3. Write a bit of Powershell that we’ll add as the user data for our instance. Most of this is taken verbatim from older guides, but some new steps are introduced to make it work on Server 2012 R2. Write this to a file somewhere, and remember its path—you’ll need to give it to Knife in the next step:

   <powershell>
   # Set our admin password
   $admin = [adsi]("WinNT://./Administrator, user")
   $admin.psbase.invoke("SetPassword", "Ch4ng3m3")
   # Turn on WinRM, make sure to relax its security a bit.
   # Please don't expose the WinRM port to the world on these machines.
   # I am not responsible for anything that happens if you do.
   winrm qc -q
   winrm set winrm/config '@{MaxTimeoutms="1800000"}'
   winrm set winrm/config/service '@{AllowUnencrypted="true"}'
   winrm set winrm/config/service/auth '@{Basic="true"}'
   # Make sure to trust all hosts
   Set-Item wsman:localhost\client\trustedhosts -value * -force
   # Turn off the Windows firewall. Its default WinRM rules only allow traffic from
   # hosts in your domain and from "private" networks. Its functionality is superseded
   # by security groups anyway.
   Get-NetFirewallProfile | Set-NetFirewallProfile -Enabled False
   # Stop the WinRM service, make sure it autostarts on reboot, and start it
   net stop winrm
   sc.exe config winrm start=auto
   net start winrm
   </powershell>
   

4. Configure the WinRM port in knife.rb. For some reason, this doesn’t seem to get passed on the command line. Add the following to your knife.rb (5985 is the default plaintext WinRM port):

   knife[:winrm_port] = 5985
   

5. Use knife-ec2 to start up the server. This invocation is for VPC, you should read the documentation and adjust the flags for your environment as appropriate:

   knife ec2 server create \
       --node-name <YOUR NODE NAME> # e.g. Foo
       --ebs-size <EBS VOLUME SIZE IN GB> # e.g. 40
       --flavor <INSTANCE TYPE> # e.g. t2.medium
       --region <REGION> # e.g. us-east-1
       --subnet <VPC SUBNET> # e.g subnet-deadbeef
       --image <AMI ID> # e.g. ami-5b9e6b30, corresponding to the latest Server 2012 R2 RTM image in us-east-1
       --security-group-ids <SG LIST> # e.g. sg-deadbeef,sg-beefbeef -- the list must be comma-separated
       -A <AWS_ACCESS_KEY>
       -K <AWS_SECRET_KEY>
       --ssh-key <KEY NAME> # must correspond to a .pem file in ~/.ssh/
       --user-data <PATH TO USERDATA FILE FROM STEP 3>
       --winrm-user Administrator
       --winrm-password <PASSWORD FROM USERDATA FILE>
       --winrm-transport plaintext
       --associate-public-ip # Without a public IP, bootstrap can't download the Chef client
   

6. Wait! After about 20 minutes or so, you should have a mountain of output from Knife and a bootstrapped Windows machine registered with your Chef server. Now you can customize its run list, assign an environment, a role, etc. To run chef-client to pull the new configuration, you can use something like this: knife winrm <SERVER IP> 'chef-client -c c:/chef/client.rb' -m -x Administrator -P <PASSWORD FROM STEP 3>. You can also use knife to query information from your nodes – see the documentation at https://github.com/chef/knife-windows for some of the things you can do.

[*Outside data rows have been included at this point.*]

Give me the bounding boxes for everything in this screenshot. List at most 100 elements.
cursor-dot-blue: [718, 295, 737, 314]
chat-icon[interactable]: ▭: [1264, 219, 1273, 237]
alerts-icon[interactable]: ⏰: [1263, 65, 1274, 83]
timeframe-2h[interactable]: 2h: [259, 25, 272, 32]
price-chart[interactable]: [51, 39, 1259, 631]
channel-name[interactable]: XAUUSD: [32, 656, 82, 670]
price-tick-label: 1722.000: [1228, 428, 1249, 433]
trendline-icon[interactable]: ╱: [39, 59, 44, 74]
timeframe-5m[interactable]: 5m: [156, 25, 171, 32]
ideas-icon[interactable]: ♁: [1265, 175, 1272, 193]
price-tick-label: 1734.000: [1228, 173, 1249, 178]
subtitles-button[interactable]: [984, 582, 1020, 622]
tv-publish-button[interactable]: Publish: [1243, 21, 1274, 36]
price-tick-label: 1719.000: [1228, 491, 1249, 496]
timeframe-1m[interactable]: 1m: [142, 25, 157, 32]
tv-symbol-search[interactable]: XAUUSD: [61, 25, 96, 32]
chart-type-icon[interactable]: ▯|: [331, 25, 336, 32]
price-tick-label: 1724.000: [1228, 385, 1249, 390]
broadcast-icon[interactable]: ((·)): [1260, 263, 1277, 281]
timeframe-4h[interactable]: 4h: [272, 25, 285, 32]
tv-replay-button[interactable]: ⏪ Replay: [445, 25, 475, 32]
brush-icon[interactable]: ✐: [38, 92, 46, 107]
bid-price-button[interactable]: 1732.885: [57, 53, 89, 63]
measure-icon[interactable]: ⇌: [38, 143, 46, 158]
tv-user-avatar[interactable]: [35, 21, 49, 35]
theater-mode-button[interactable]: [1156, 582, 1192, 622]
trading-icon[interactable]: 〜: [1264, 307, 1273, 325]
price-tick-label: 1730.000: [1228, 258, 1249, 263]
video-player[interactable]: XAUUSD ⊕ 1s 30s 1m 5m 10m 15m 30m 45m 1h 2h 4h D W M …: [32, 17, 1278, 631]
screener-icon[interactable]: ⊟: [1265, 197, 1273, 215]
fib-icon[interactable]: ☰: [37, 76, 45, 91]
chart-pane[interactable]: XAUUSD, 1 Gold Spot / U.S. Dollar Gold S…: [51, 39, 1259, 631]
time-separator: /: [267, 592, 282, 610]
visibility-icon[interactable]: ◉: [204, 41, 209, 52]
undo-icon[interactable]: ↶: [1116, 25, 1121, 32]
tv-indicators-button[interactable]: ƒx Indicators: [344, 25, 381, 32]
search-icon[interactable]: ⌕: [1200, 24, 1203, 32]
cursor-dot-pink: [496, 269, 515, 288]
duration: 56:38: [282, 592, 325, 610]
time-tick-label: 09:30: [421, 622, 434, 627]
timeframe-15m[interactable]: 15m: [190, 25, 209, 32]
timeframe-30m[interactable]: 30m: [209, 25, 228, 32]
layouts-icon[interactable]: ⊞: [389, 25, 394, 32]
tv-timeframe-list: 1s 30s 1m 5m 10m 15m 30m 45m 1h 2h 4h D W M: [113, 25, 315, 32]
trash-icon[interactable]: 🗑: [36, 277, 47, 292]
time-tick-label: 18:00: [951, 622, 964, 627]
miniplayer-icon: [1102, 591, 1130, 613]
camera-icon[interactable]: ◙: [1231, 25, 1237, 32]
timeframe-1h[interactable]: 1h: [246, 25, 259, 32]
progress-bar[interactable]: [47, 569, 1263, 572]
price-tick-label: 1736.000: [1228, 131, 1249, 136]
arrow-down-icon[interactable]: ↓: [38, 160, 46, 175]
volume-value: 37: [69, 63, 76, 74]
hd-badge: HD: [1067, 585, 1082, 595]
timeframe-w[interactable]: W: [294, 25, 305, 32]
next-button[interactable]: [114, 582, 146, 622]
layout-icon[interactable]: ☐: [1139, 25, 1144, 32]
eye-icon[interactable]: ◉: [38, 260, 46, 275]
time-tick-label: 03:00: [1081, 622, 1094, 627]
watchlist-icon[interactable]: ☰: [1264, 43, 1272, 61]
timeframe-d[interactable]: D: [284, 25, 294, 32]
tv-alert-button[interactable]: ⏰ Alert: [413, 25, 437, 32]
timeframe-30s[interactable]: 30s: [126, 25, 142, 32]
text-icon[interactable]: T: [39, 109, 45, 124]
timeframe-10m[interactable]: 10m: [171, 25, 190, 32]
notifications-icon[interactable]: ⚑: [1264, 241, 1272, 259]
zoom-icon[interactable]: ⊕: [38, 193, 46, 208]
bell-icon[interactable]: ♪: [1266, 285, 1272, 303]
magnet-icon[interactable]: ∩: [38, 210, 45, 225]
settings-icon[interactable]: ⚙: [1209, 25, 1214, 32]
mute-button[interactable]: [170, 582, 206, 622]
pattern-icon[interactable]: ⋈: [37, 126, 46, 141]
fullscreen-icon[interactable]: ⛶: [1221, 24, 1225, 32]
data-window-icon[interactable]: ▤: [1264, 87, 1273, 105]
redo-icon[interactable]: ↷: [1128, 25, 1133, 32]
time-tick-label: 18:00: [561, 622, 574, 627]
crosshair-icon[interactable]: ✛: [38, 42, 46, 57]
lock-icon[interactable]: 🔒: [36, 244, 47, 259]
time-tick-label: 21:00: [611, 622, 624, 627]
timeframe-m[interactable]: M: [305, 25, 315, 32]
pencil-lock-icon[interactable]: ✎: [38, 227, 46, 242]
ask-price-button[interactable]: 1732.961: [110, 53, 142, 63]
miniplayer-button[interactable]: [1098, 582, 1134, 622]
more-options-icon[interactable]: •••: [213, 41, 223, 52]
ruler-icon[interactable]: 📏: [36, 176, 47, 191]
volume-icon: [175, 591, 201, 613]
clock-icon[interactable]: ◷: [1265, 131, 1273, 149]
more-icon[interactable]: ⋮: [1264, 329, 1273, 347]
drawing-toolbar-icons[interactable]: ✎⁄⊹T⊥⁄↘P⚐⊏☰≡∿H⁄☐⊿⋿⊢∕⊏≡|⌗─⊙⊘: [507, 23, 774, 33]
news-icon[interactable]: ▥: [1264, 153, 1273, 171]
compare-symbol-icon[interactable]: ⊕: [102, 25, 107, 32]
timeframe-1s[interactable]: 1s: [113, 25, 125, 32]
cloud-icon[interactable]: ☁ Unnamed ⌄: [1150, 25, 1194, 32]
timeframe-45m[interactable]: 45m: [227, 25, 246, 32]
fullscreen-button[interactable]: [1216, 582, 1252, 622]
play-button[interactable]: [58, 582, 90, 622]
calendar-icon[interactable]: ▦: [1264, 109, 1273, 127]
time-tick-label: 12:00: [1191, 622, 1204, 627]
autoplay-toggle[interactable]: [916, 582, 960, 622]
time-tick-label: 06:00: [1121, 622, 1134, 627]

There’s definitely more to investigate here. For one, it looks like knife-ec2 knows how to get the Windows password from EC2, so we may be able to skip the --winrm-user and --winrm-password parameters entirely (as well as the password reset in the Powershell script). If I find anything new, I’ll update this post or post something new and link to it from here.